Fed's Plosser says U.S. deflation risk gone: report
A top Federal Reserve official said on Friday he believes the U.S. economy is no longer at risk of slipping into a damaging deflationary spiral but that it would be unwise for the Fed to suddenly shift course.
The official, Philadelphia Federal Reserve President Charles Plosser, told the Wall Street Journal in an interview that with deflation less of a risk, the only justification for the Fed's controversial $600 billion bond buying program is high unemployment.
The Fed cut short-term interest rates to near zero in December of 2008 to pull the economy out of a deep recession caused by one of the worst financial crises in U.S. history.

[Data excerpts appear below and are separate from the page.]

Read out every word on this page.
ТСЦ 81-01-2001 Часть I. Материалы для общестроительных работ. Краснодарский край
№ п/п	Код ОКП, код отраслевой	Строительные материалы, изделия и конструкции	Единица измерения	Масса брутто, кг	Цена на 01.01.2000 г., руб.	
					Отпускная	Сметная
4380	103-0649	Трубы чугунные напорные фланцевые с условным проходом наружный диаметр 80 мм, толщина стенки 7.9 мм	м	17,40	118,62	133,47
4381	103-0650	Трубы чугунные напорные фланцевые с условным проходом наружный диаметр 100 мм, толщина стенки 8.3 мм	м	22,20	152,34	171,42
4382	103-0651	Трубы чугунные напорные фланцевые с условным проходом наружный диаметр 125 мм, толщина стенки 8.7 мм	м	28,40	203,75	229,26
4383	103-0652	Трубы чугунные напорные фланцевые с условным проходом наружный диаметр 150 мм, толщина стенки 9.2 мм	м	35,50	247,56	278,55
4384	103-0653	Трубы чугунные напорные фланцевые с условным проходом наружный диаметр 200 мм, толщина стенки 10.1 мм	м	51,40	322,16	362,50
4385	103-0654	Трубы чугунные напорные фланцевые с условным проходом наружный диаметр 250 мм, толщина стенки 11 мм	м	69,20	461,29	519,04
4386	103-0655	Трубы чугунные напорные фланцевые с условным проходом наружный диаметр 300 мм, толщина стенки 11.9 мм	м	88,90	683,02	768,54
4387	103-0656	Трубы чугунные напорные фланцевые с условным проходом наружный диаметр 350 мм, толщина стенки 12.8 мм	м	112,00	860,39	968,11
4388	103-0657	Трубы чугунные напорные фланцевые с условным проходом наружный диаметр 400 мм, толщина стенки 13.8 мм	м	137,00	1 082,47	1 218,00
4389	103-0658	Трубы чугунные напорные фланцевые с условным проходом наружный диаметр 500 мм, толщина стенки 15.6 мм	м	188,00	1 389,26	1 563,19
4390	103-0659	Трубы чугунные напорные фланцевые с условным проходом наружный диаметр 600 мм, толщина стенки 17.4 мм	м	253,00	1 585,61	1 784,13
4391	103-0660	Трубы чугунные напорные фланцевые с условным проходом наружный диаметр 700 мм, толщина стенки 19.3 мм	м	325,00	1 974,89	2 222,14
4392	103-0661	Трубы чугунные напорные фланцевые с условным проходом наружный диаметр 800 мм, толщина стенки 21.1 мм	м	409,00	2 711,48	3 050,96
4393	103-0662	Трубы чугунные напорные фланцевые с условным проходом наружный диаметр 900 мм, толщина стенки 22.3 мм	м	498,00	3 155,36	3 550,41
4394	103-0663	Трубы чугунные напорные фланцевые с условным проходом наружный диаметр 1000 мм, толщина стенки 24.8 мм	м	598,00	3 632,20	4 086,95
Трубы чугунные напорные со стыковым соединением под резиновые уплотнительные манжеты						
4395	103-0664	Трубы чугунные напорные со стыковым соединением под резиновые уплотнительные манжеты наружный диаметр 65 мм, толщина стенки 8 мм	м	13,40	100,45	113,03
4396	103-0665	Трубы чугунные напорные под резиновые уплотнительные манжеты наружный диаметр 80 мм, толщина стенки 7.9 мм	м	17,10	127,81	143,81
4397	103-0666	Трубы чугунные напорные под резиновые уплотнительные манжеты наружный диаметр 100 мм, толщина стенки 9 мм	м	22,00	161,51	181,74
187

The Fed then bought $1.7 trillion of longer-term securities, in an effort to continue to try to support economic growth. When the fledgling recovery faltered in the middle of last year, the Fed launched another bond-buying program.
One of the justifications for the program was that inflation was so low, the United States risked slipping into a damaging deflationary spiral.
Plosser, one of the most conservative on the Fed, has been a skeptic of the latest round of securities purchases.
He said on Friday he doesn't believe Fed policies can bring down unemployment rates, which eased to 9 percent in January from 9.4 percent the previous month but are still well above the 5 percent to 6 percent the Fed considers full employment.
Monetary policy can't retrain people. Monetary policy can't fix those problems, he said.
Plosser is a voting member of the Fed's policy setting panel this year, but backed January's decision to keep the bond buying program going.
Explaining his decision, he said credibility demands that the bank not stomp on the brakes and then floor the accelerator.
Why do you want to signal something and then yank it out from under the market? That's just not a good way to conduct policy.